Determination of orthologous relationships

To determine orthologous proteins among higher plant species for the lettuce AP2/ERF genes, five plant species were selected from each of the Asterid and Rosid clade. Genomic protein databases for the ten species were obtained from NCBI database. The genomic proteins were screened for AP2-domain containing proteins using HMMER3 v3.2.1 (http://hmmer.org), with the AP2 domain profile (Pfam accession, PF00847) as a query. Proteins with truncated AP2 domains or AP2 domain match E-values exceeding 1e − 5 were excluded from subsequent analyses.

For the assignment of proteins into orthologous clusters, the OrthoMCL program was employed42. To ensure data quality, low-quality protein sequences with length less than 30 amino acids were removed, and the remaining protein sequences were modified following the OrthoMCL requirements, including appending a species-specific prefix to each protein name. Next, an all-versus-all BLASTP search was performed with an E-value cutoff of less than 1e − 5 to establish pairwise similarities between proteins, including lettuce AP2/ERF proteins. The BLASTP results were parsed by the OrthomclBlastParser function and loaded into a local SQLite orthoMCL database.
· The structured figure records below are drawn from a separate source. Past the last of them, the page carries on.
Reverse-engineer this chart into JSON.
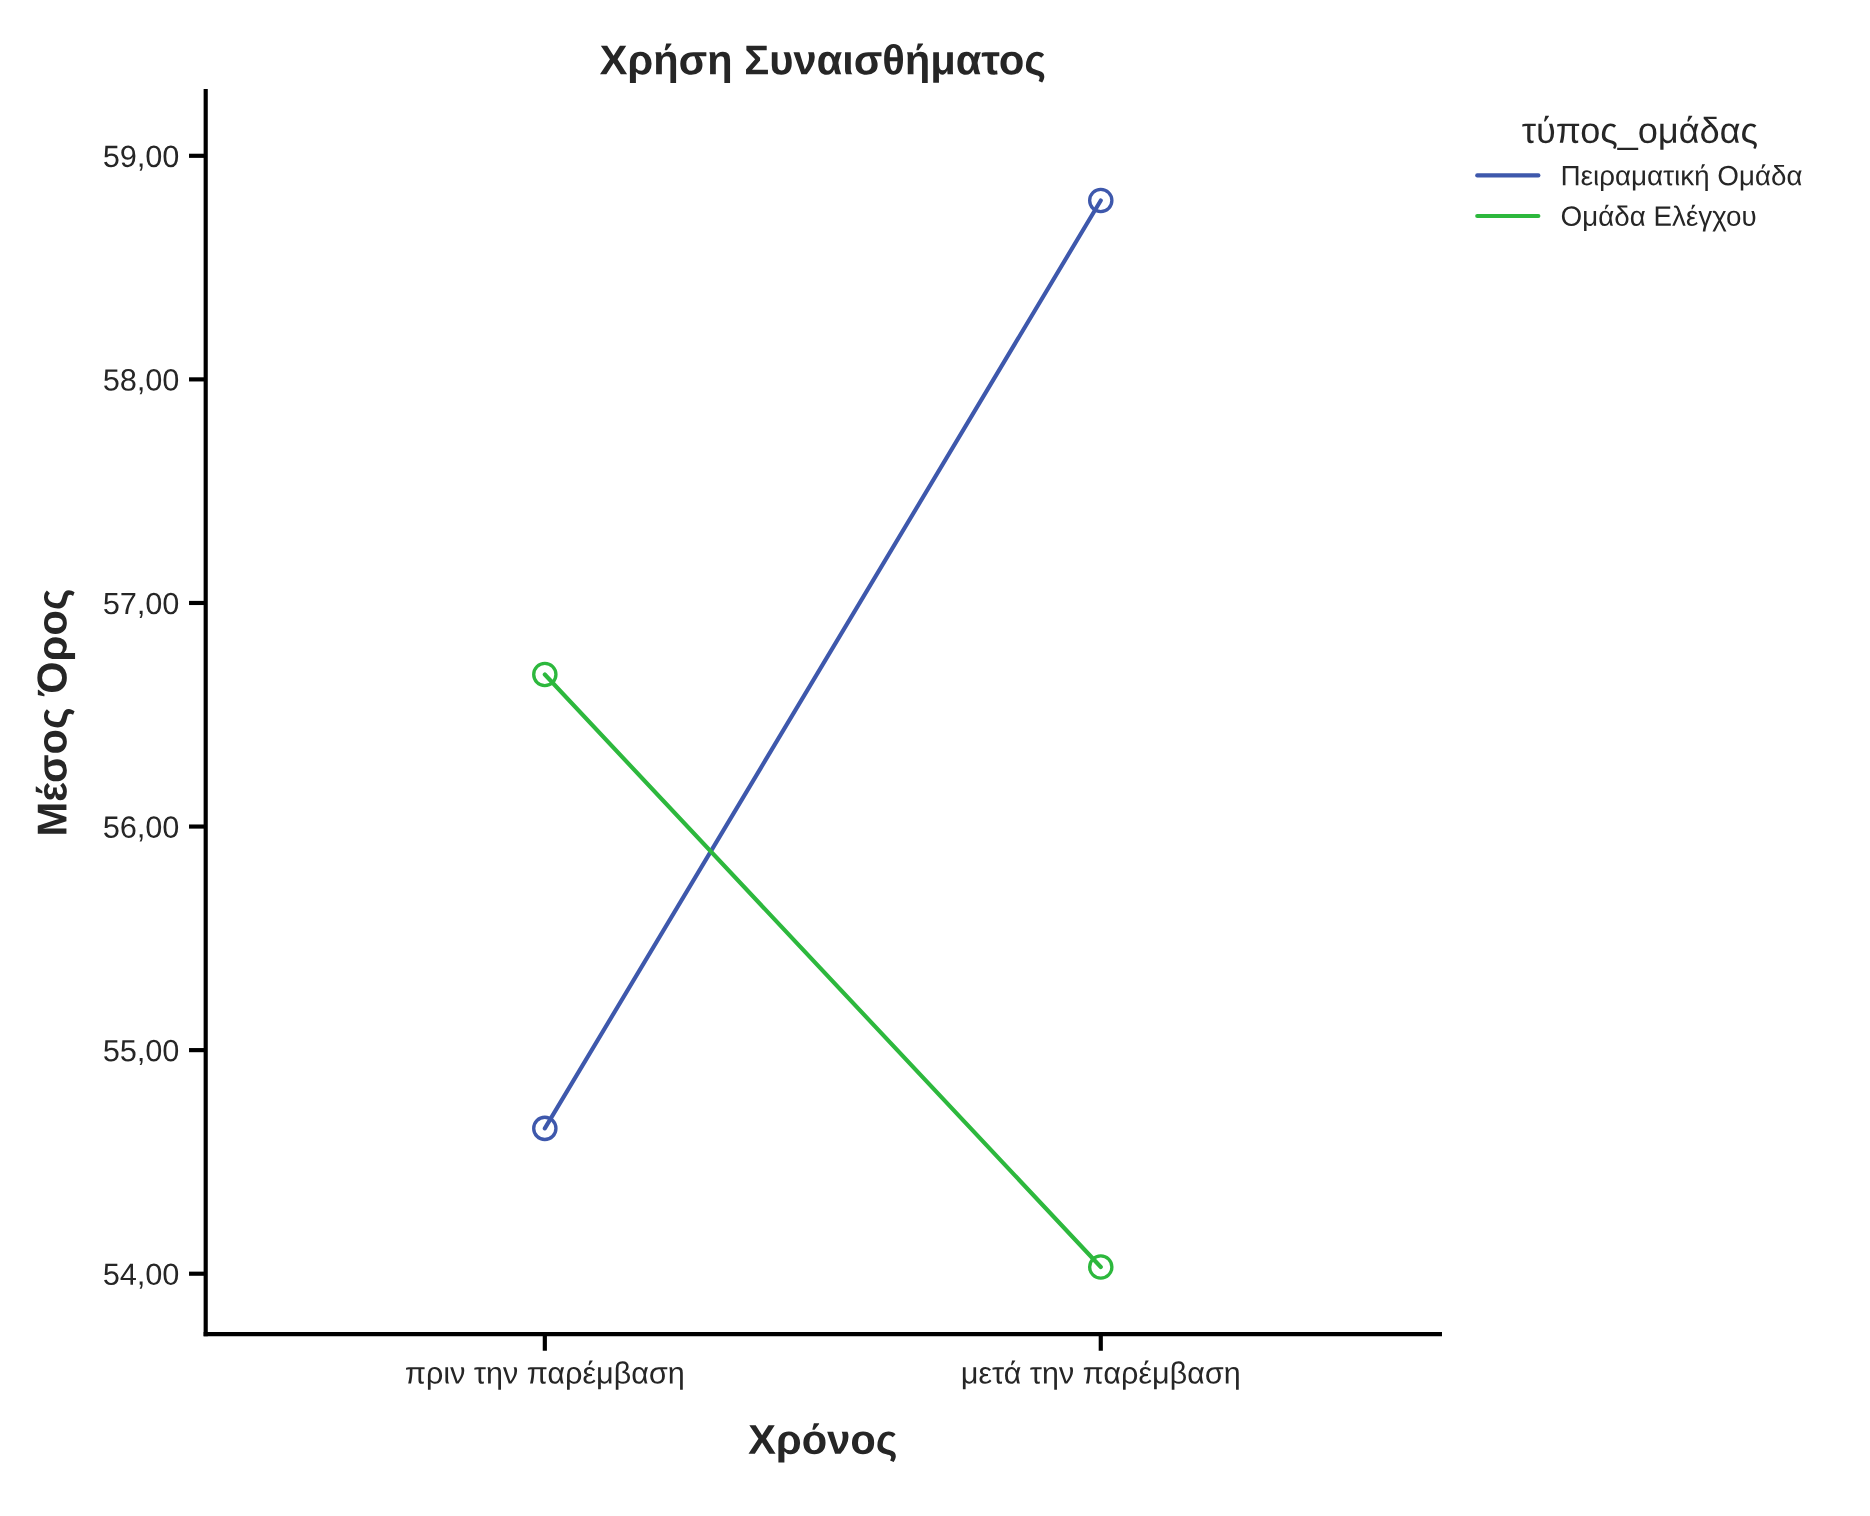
{
  "chart_data": {
    "type": "line",
    "title": "Χρήση Συναισθήματος",
    "xlabel": "Χρόνος",
    "ylabel": "Μέσος Όρος",
    "legend_title": "τύπος_ομάδας",
    "categories": [
      "πριν την παρέμβαση",
      "μετά την παρέμβαση"
    ],
    "series": [
      {
        "name": "Πειραματική Ομάδα",
        "color": "#3e58ac",
        "values": [
          54.65,
          58.8
        ]
      },
      {
        "name": "Ομάδα Ελέγχου",
        "color": "#2db83d",
        "values": [
          56.68,
          54.03
        ]
      }
    ],
    "ylim": [
      53.73,
      59.29
    ],
    "yticks": [
      {
        "value": 54,
        "label": "54,00"
      },
      {
        "value": 55,
        "label": "55,00"
      },
      {
        "value": 56,
        "label": "56,00"
      },
      {
        "value": 57,
        "label": "57,00"
      },
      {
        "value": 58,
        "label": "58,00"
      },
      {
        "value": 59,
        "label": "59,00"
      }
    ],
    "marker": "circle",
    "legend": "top right",
    "grid": false
  }
}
Potential pairs of proteins that represented orthologs, in-paralogs, or co-orthologs were identified using the OrthoMCL algorithm among the proteins. Subsequently, the potential pairs were classified into orthologous clusters using the MCL algorithm62 with an inflation parameter of 2.

RNA sequencing analysis

Leaf tissues were harvested from cultivar ‘Salinas’ plants exposed to salt, heat, and drought for 0 h, 5 h, 24 h and 48 h with triplicated biological controls. To mitigate systemic bias among samples, the plants were grown using a randomized block design and were rotated periodically. For each biological replicate, total RNA was isolated using Plant RNeasy kit (Qiagen) and submitted to Novogene Corporation (https://en.novogene.com/) for RNA sequencing. The sequencing was conducted on the Illumina HiSeq platform, generating 150 bp paired-end reads (http://www.illumina.com). The RNA-seq data of cold treatment (GSE134012) was obtained from Gene Expression Omnibus (www.ncbi.nlm.nih.gov/geo/). The RNA-seq reads were aligned to the L. sativa reference genome (version 8) using STAR version 2.5.263. The resulting alignments (BAM files) were used to count reads at the gene level by using featureCounts program64. Differentially expressed genes were determined by using the R package edgeR, version 3.5.065.

To account for potential inflation in differential gene expression estimates due to low expression, only genes with a minimum of 0.5 read per million (< 0.5 CPM) in at least two samples were included. Genes exhibiting a two-fold change (log2 = 1) or more and an FDR = 0.01 were determined as differentially expressed.

To examine RNA expression patterns across the stress conditions, hierarchical clustering analyses were conducted using the hcluster method of the R package amap (version 0.8.16)66, and the resulting clusters were visualized using the heatmap.2 method of the R package gplots version 3.1.367.